Deuxièmement, bien que les autorités prônent le pastoralisme traditionnel, elles le sapent simultanément. Par le biais de lois, la mobilité est restreinte ; par exemple, les Massaï ne peuvent paître que dans certaines zones. L’accès aux zones de pâturage et aux points d’eau essentiels pendant la saison sèche est limité. Ce sont des exigences fondamentales pour le pastoralisme nomade. En conséquence, la productivité du pastoralisme a considérablement diminué.

Troisièmement, les communautés Massaï de la zone de conservation sont depuis longtemps privées de services sociaux, notamment d’éducation et de santé. Les investissements de l’État et d’autres acteurs dans les infrastructures sociales, comme les écoles et les hôpitaux, sont également entravés. L’appauvrissement auquel les Massaï sont confrontés en raison de ces politiques sert de justification à leur expulsion. Plus de 80 % de la population vit sous le seuil de pauvreté et près de 74 % de la population n’a aucune éducation formelle.

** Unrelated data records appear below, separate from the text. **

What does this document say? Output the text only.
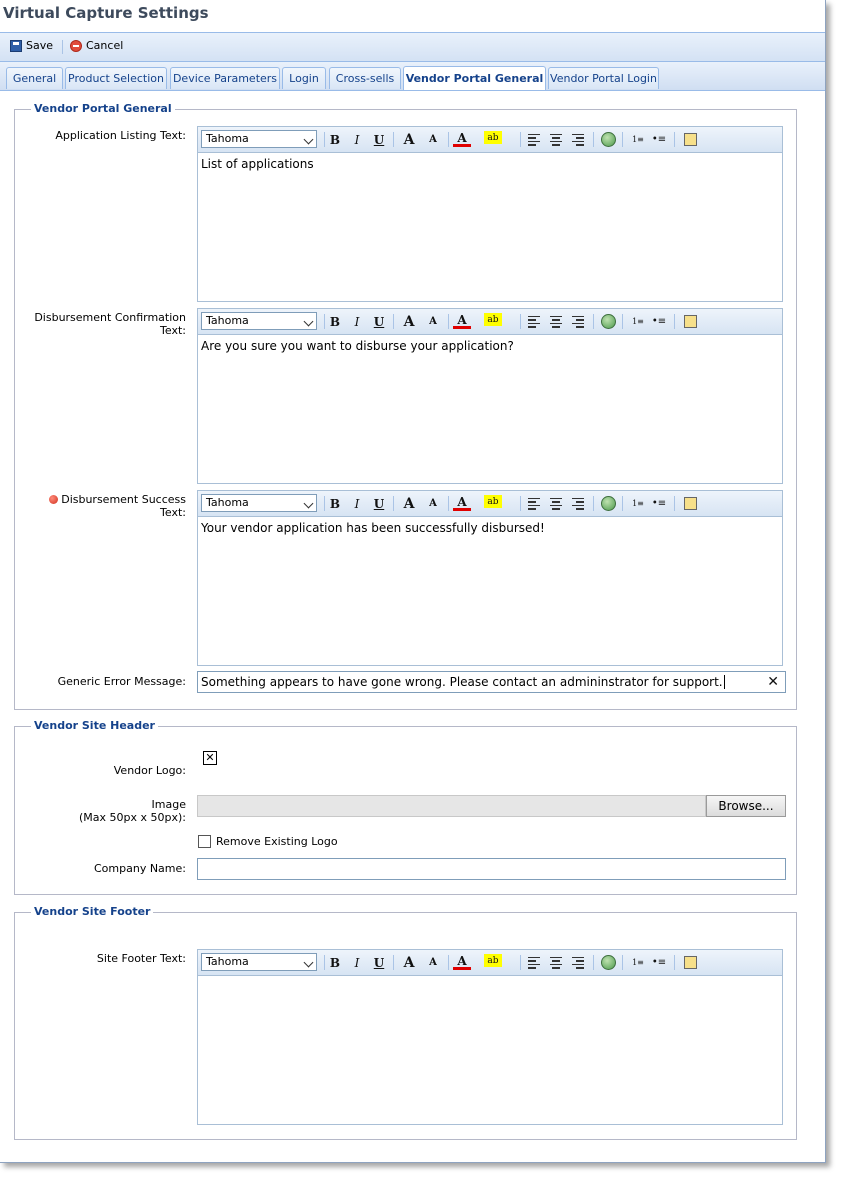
Virtual Capture Settings
Save	Cancel
General	Product Selection Device Parameters	Login	Cross-sells	Vendor Portal General Vendor Portal Login
Vendor Portal General
Application Listing Text:	Tahoma	B	I	U A	A	A	ab	1≡ •≡
List of applications
Disbursement Confirmation Text:
Tahoma	B	I	U A	A	A	ab	1≡ •≡
Are you sure you want to disburse your application?
Disbursement Success Text:
Tahoma	B	I	U A	A	A	ab	1≡ •≡
Your vendor application has been successfully disbursed!
Generic Error Message:	Something appears to have gone wrong. Please contact an admininstrator for support.	✕
Vendor Site Header
✕
Vendor Logo:
Image
(Max 50px x 50px):
Browse...
Remove Existing Logo
Company Name:
Vendor Site Footer
Site Footer Text:	Tahoma	B	I	U A	A	A	ab	1≡ •≡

Les autorités affirment que la réinstallation est dans l’intérêt des Massaï.

Ces tactiques ont ainsi rendu les Massaï plus vulnérables au déplacement et ont facilité l’appropriation de leurs terres. Marginalisés et appauvris, de nombreux Massaï se déplacent d’eux-mêmes ou sont contraints de se réinstaller « volontairement ».

Injustices liées à la conservation

La dépossession et les abus dont sont victimes les Massaï et d’autres communautés en Tanzanie soulèvent des questions urgentes sur les programmes mondiaux de conservation, le pouvoir de l’État et les droits des communautés locales.

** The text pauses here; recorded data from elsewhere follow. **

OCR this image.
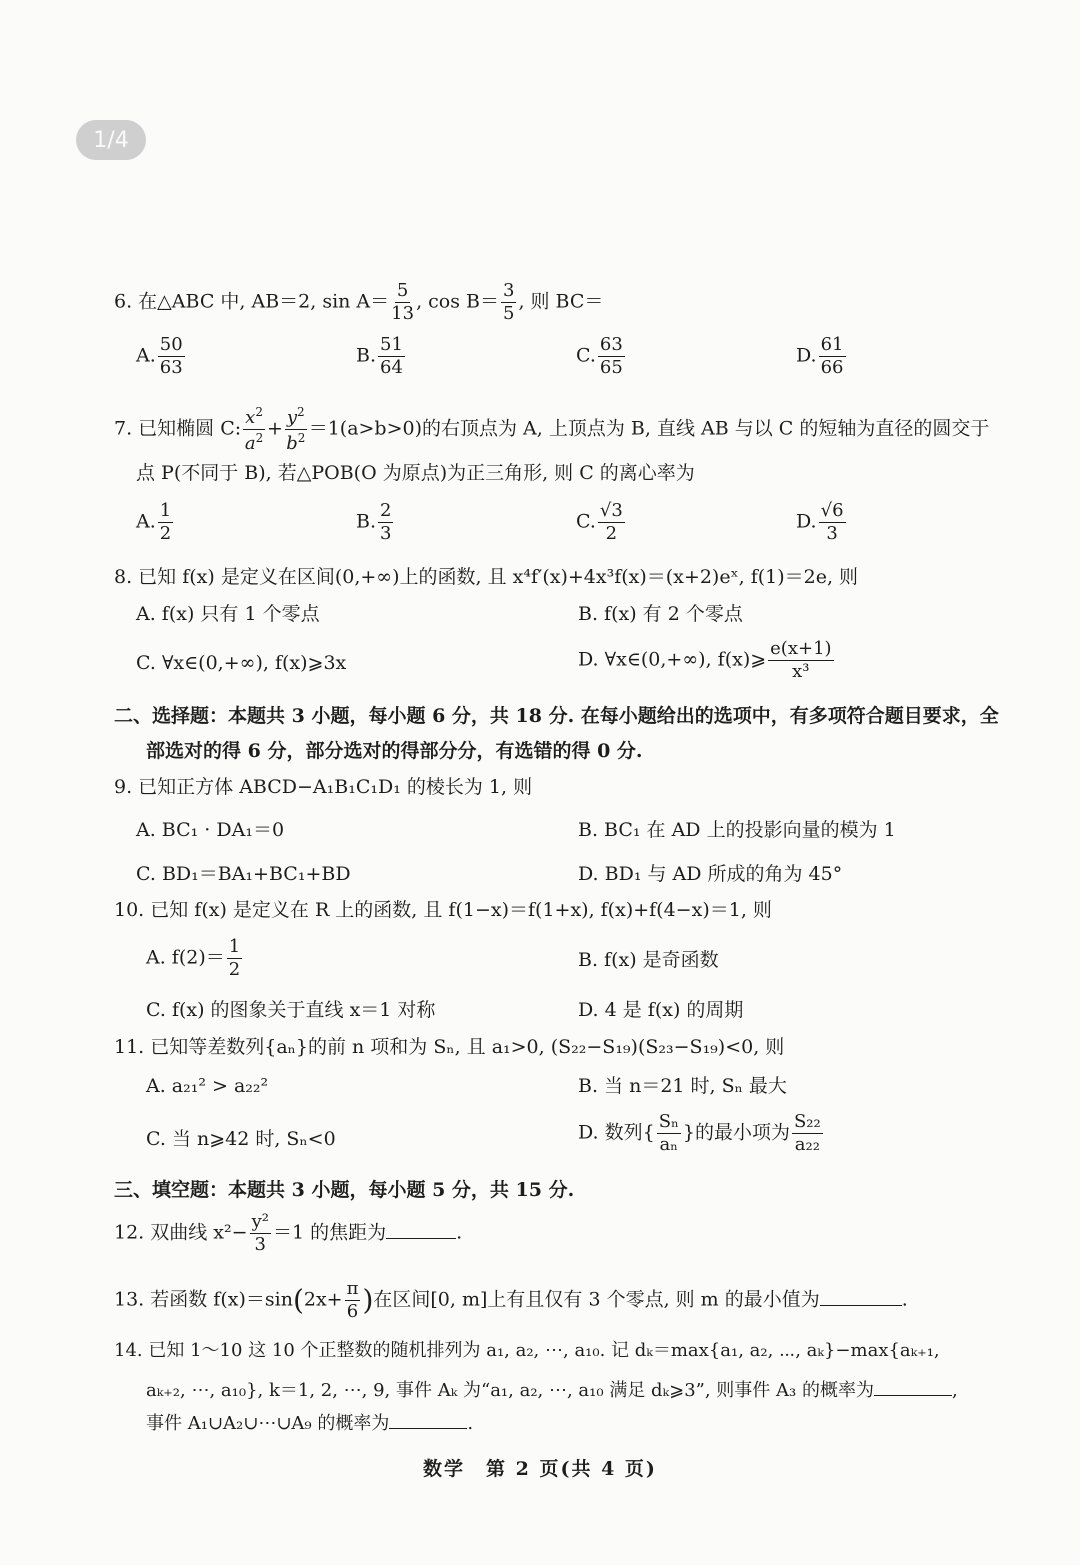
1/4
6. 在△ABC 中, AB＝2, $\sin A= \frac{5}{13}$ , $\cos B= \frac{3}{5}$ , 则 BC＝
A. $\frac{50}{63}$	B. $\frac{51}{64}$	C. $\frac{63}{65}$	D. $\frac{61}{66}$
7. 已知椭圆 C: $\frac{x^2}{a^2} + \frac{y^2}{b^2} =1(a>b>0)$的右顶点为 A, 上顶点为 B, 直线 AB 与以 C 的短轴为直径的圆交于
点 P(不同于 B), 若△POB(O 为原点)为正三角形, 则 C 的离心率为
A. $\frac{1}{2}$	B. $\frac{2}{3}$	C. $\frac{√3}{2}$	D. $\frac{√6}{3}$
8. 已知 f(x) 是定义在区间(0,+∞)上的函数, 且 x⁴f′(x)+4x³f(x)＝(x+2)eˣ, f(1)＝2e, 则
A. f(x) 只有 1 个零点	B. f(x) 有 2 个零点
C. ∀x∈(0,+∞), f(x)⩾3x	D. ∀x∈(0,+∞), f(x)⩾ $\frac{e(x+1)}{\text{x³}}$
二、选择题：本题共 3 小题，每小题 6 分，共 18 分. 在每小题给出的选项中，有多项符合题目要求，全
部选对的得 6 分，部分选对的得部分分，有选错的得 0 分.
9. 已知正方体 ABCD−A₁B₁C₁D₁ 的棱长为 1, 则
A. BC₁ · DA₁＝0	B. BC₁ 在 AD 上的投影向量的模为 1
C. BD₁＝BA₁+BC₁+BD	D. BD₁ 与 AD 所成的角为 45°
10. 已知 f(x) 是定义在 R 上的函数, 且 f(1−x)＝f(1+x), f(x)+f(4−x)＝1, 则
A. $f(2)= \frac{1}{2}$	B. f(x) 是奇函数
C. f(x) 的图象关于直线 x＝1 对称	D. 4 是 f(x) 的周期
11. 已知等差数列{aₙ}的前 n 项和为 Sₙ, 且 a₁>0, (S₂₂−S₁₉)(S₂₃−S₁₉)<0, 则
A. a₂₁² > a₂₂²	B. 当 n＝21 时, Sₙ 最大
C. 当 n⩾42 时, Sₙ<0	D. 数列{ $\frac{\text{Sₙ}}{\text{aₙ}}$ }的最小项为 $\frac{\text{S₂₂}}{\text{a₂₂}}$
三、填空题：本题共 3 小题，每小题 5 分，共 15 分.
12. 双曲线 $x^2- \frac{\text{y²}}{3} =1$ 的焦距为	.
13. 若函数 $f(x)=\sin(2x+ \frac{\pi}{6}$ )在区间[0, m]上有且仅有 3 个零点, 则 m 的最小值为	.
14. 已知 1～10 这 10 个正整数的随机排列为 a₁, a₂, ⋯, a₁₀. 记 dₖ＝max{a₁, a₂, ⋯, aₖ}−max{aₖ₊₁,
aₖ₊₂, ⋯, a₁₀}, k＝1, 2, ⋯, 9, 事件 Aₖ 为“a₁, a₂, ⋯, a₁₀ 满足 dₖ⩾3”, 则事件 A₃ 的概率为	,
事件 A₁∪A₂∪⋯∪A₉ 的概率为	.
数学　第 2 页(共 4 页)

Ce phénomène n’est pas propre à la zone de conservation de Ngorongoro ou à la Tanzanie. Des accaparements de terres et des expulsions similaires de communautés marginalisées, sous couvert de protection de la nature, se produisent dans de nombreux endroits du monde. Alors que l’inquiétude mondiale face à la perte de biodiversité s’intensifie, la volonté d’étendre les zones protégées prend de l’ampleur.

Cependant, ces efforts de conservation masquent souvent des dynamiques de pouvoir qui aboutissent à la dépossession des populations vulnérables. Il est essentiel d’examiner comment ces politiques sont mises en œuvre au niveau local. Sans responsabilité et sans véritable inclusion des communautés locales, de telles initiatives risquent de perpétuer les inégalités et la perte de biodiversité qu’elles prétendent combattre.